Untuk yang ingin menyambangi vila ini bisa meminta ijin kepada pengelola Abadi Asri Hotel untuk sekedar melihat dari dekat dan memotretnya. Alamat Vila De Vlucht Heuvel ini berada di jalan Dr. Setiabudi No. 287, Kecamatan Sukasari, Kota Bandung.
![Bekas Hotel Sayuli. (Foto: Dokumentasi Malia Nur Alifa)](http://bandungbergerak.id/cdn/1/2/6/8/8/bekas_hotel_sayuli_840x576.jpg)

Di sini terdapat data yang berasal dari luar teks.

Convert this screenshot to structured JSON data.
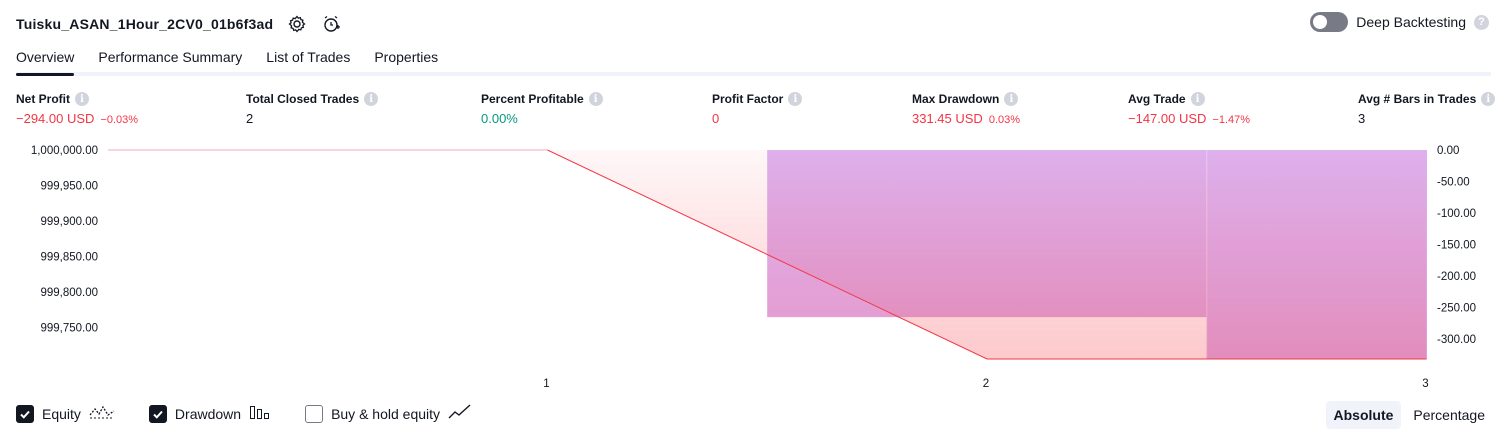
{
  "header": {
    "strategy_title": "Tuisku_ASAN_1Hour_2CV0_01b6f3ad",
    "settings_icon": "gear-icon",
    "alert_icon": "alarm-add-icon"
  },
  "deep_backtesting": {
    "label": "Deep Backtesting",
    "enabled": false
  },
  "tabs": [
    {
      "label": "Overview",
      "active": true
    },
    {
      "label": "Performance Summary",
      "active": false
    },
    {
      "label": "List of Trades",
      "active": false
    },
    {
      "label": "Properties",
      "active": false
    }
  ],
  "stats": [
    {
      "label": "Net Profit",
      "value": "−294.00 USD",
      "sub": "−0.03%",
      "tone": "neg"
    },
    {
      "label": "Total Closed Trades",
      "value": "2",
      "sub": "",
      "tone": "neu"
    },
    {
      "label": "Percent Profitable",
      "value": "0.00%",
      "sub": "",
      "tone": "pos"
    },
    {
      "label": "Profit Factor",
      "value": "0",
      "sub": "",
      "tone": "neg"
    },
    {
      "label": "Max Drawdown",
      "value": "331.45 USD",
      "sub": "0.03%",
      "tone": "neg"
    },
    {
      "label": "Avg Trade",
      "value": "−147.00 USD",
      "sub": "−1.47%",
      "tone": "neg"
    },
    {
      "label": "Avg # Bars in Trades",
      "value": "3",
      "sub": "",
      "tone": "neu"
    }
  ],
  "chart_data": {
    "type": "line",
    "x_ticks": [
      "1",
      "2",
      "3"
    ],
    "left_axis": {
      "ticks": [
        "1,000,000.00",
        "999,950.00",
        "999,900.00",
        "999,850.00",
        "999,800.00",
        "999,750.00"
      ],
      "min": 999706,
      "max": 1000000
    },
    "right_axis": {
      "ticks": [
        "0.00",
        "-50.00",
        "-100.00",
        "-150.00",
        "-200.00",
        "-250.00",
        "-300.00"
      ],
      "min": -331.45,
      "max": 0
    },
    "equity": {
      "x": [
        0,
        1,
        2,
        3
      ],
      "values": [
        1000000,
        1000000,
        999706,
        999706
      ]
    },
    "drawdown_bars": [
      {
        "x_from": 1.5,
        "x_to": 2.5,
        "value": -265
      },
      {
        "x_from": 2.5,
        "x_to": 3.5,
        "value": -331.45
      }
    ],
    "colors": {
      "equity_line": "#f23645",
      "equity_fill": "#fcbfc3",
      "drawdown_fill": "#d9b3f7"
    }
  },
  "legend": [
    {
      "label": "Equity",
      "checked": true,
      "icon": "equity-line-icon"
    },
    {
      "label": "Drawdown",
      "checked": true,
      "icon": "drawdown-bars-icon"
    },
    {
      "label": "Buy & hold equity",
      "checked": false,
      "icon": "buy-hold-line-icon"
    }
  ],
  "modes": [
    {
      "label": "Absolute",
      "active": true
    },
    {
      "label": "Percentage",
      "active": false
    }
  ]
}
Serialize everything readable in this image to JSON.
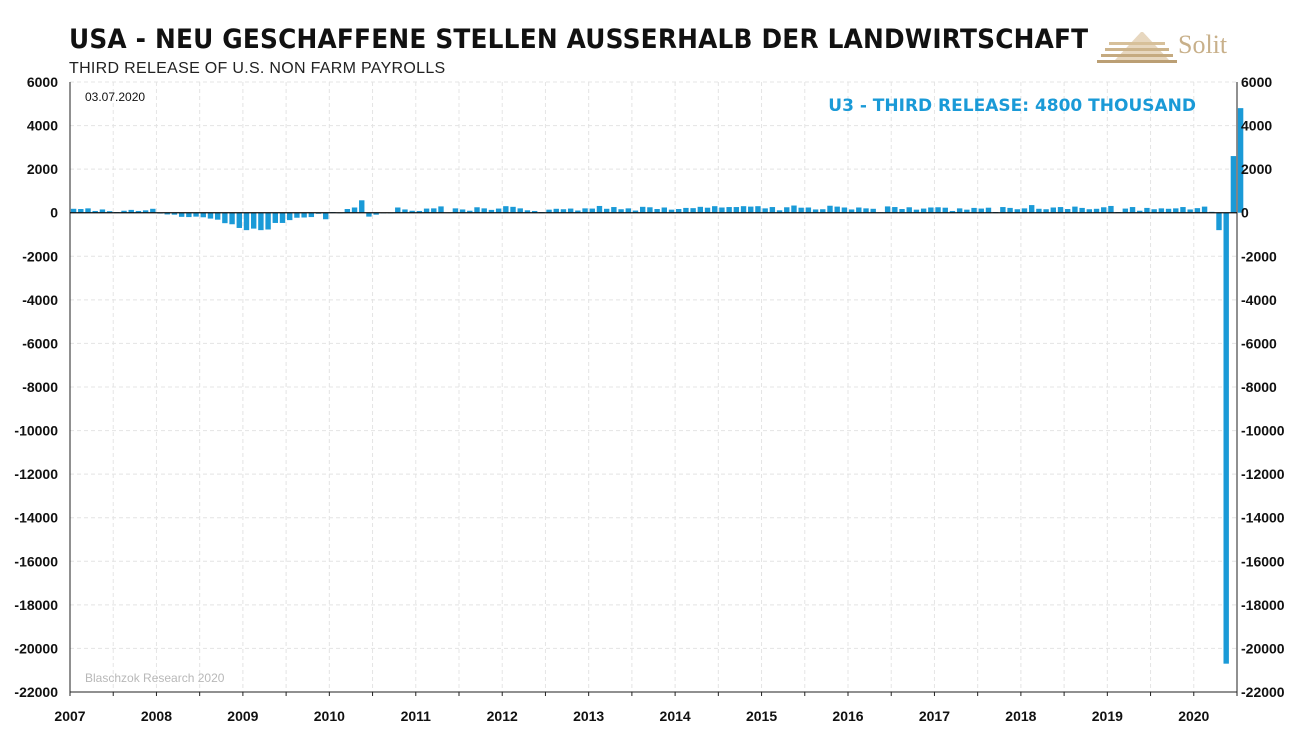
{
  "header": {
    "title": "USA - NEU GESCHAFFENE STELLEN AUSSERHALB DER LANDWIRTSCHAFT",
    "subtitle": "THIRD RELEASE OF U.S. NON FARM PAYROLLS",
    "logo_text": "Solit"
  },
  "chart_data": {
    "type": "bar",
    "title": "USA - NEU GESCHAFFENE STELLEN AUSSERHALB DER LANDWIRTSCHAFT",
    "subtitle": "THIRD RELEASE OF U.S. NON FARM PAYROLLS",
    "date_label": "03.07.2020",
    "annotation": "U3 - THIRD RELEASE: 4800 THOUSAND",
    "source": "Blaschzok Research 2020",
    "color": "#1a9ad7",
    "ylim": [
      -22000,
      6000
    ],
    "yticks": [
      6000,
      4000,
      2000,
      0,
      -2000,
      -4000,
      -6000,
      -8000,
      -10000,
      -12000,
      -14000,
      -16000,
      -18000,
      -20000,
      -22000
    ],
    "xlim": [
      2007,
      2020.5
    ],
    "xticks": [
      "2007",
      "2008",
      "2009",
      "2010",
      "2011",
      "2012",
      "2013",
      "2014",
      "2015",
      "2016",
      "2017",
      "2018",
      "2019",
      "2020"
    ],
    "grid": true,
    "series": [
      {
        "start": "2007-01",
        "frequency": "monthly",
        "values": [
          180,
          170,
          200,
          80,
          150,
          70,
          30,
          90,
          130,
          80,
          110,
          180,
          -40,
          -80,
          -90,
          -190,
          -200,
          -180,
          -210,
          -270,
          -320,
          -480,
          -530,
          -700,
          -800,
          -730,
          -800,
          -770,
          -470,
          -470,
          -340,
          -230,
          -220,
          -200,
          -50,
          -300,
          30,
          -20,
          170,
          240,
          570,
          -180,
          -90,
          0,
          -20,
          240,
          150,
          90,
          80,
          190,
          200,
          290,
          10,
          200,
          150,
          90,
          250,
          200,
          130,
          190,
          300,
          270,
          200,
          110,
          80,
          30,
          140,
          180,
          160,
          190,
          100,
          200,
          190,
          310,
          180,
          260,
          160,
          200,
          100,
          270,
          250,
          170,
          240,
          140,
          170,
          220,
          210,
          270,
          230,
          300,
          240,
          260,
          260,
          300,
          280,
          300,
          200,
          260,
          110,
          250,
          330,
          230,
          240,
          150,
          160,
          320,
          280,
          240,
          150,
          240,
          200,
          180,
          20,
          290,
          260,
          170,
          250,
          140,
          190,
          240,
          250,
          230,
          80,
          200,
          140,
          220,
          190,
          230,
          30,
          260,
          220,
          160,
          200,
          350,
          180,
          160,
          240,
          260,
          170,
          280,
          220,
          160,
          180,
          250,
          310,
          30,
          190,
          260,
          90,
          220,
          160,
          200,
          180,
          200,
          260,
          150,
          210,
          280,
          40,
          -800,
          -20700,
          2600,
          4800
        ]
      }
    ]
  }
}
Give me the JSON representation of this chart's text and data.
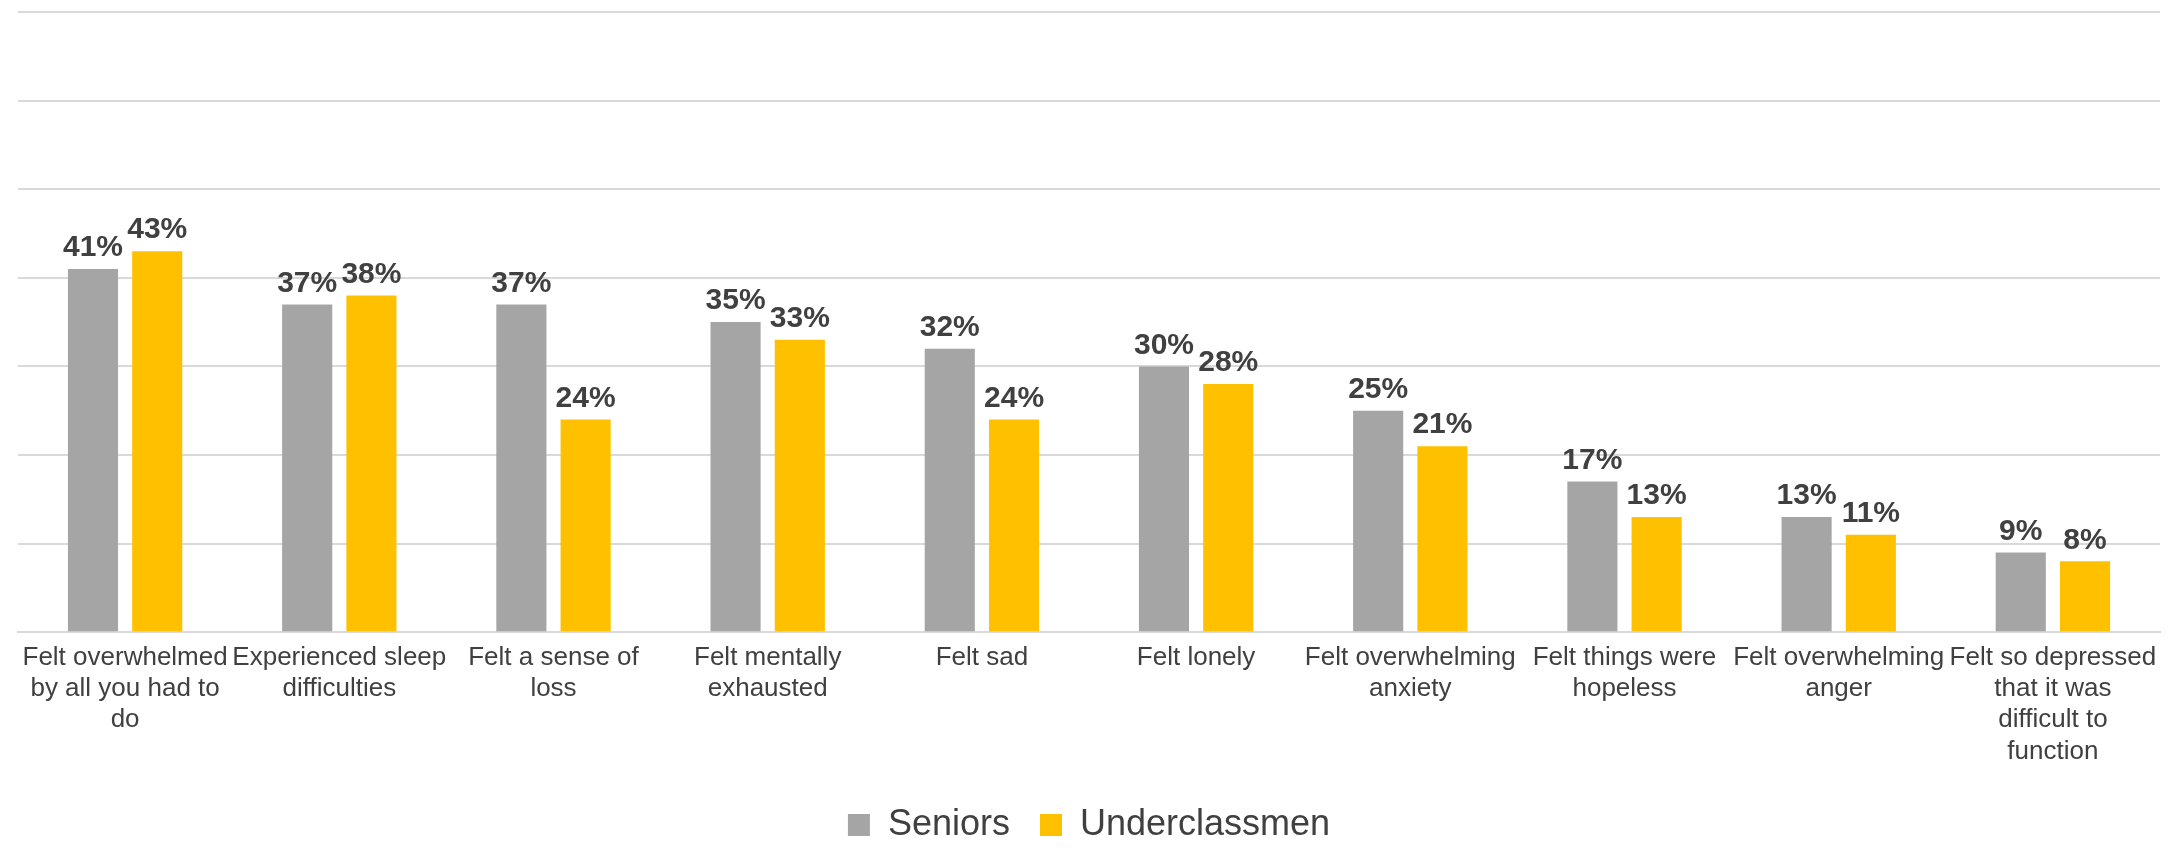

Baca Juga: TELUSUR SEJARAH LEMBANG: Yang Tersisa di Lembang
TELUSUR SEJARAH LEMBANG: Kisah di Balik Buku Baroe Adjak
TELUSUR SEJARAH LEMBANG: Selamat Datang di Lembangweg #1
Bergerak terus ke arah utara kita akan menemukan banyak sekali rumah peninggalan masa kolonial, namun yang paling membuat saya terkesima adalah kawasan indah bekas Hotel Sayuli. Warga sekitar banyak yang bercerita bahwa dahulu ini adalah sebuah rumah pribadi yang dimiliki oleh sebuah keluarga kecil. Salah satu putri keluarga tersebut sangat cantik bernama Florence. Entah siapa nama keluarga ini namun kecantikan Florence sangat tersohor pada waktu itu.
![Bekas Hotel Sayuli. (Foto: Dokumentasi Malia Nur Alifa)](http://bandungbergerak.id/cdn/1/2/6/8/9/bekas_hotel_sayuli_840x576.jpg)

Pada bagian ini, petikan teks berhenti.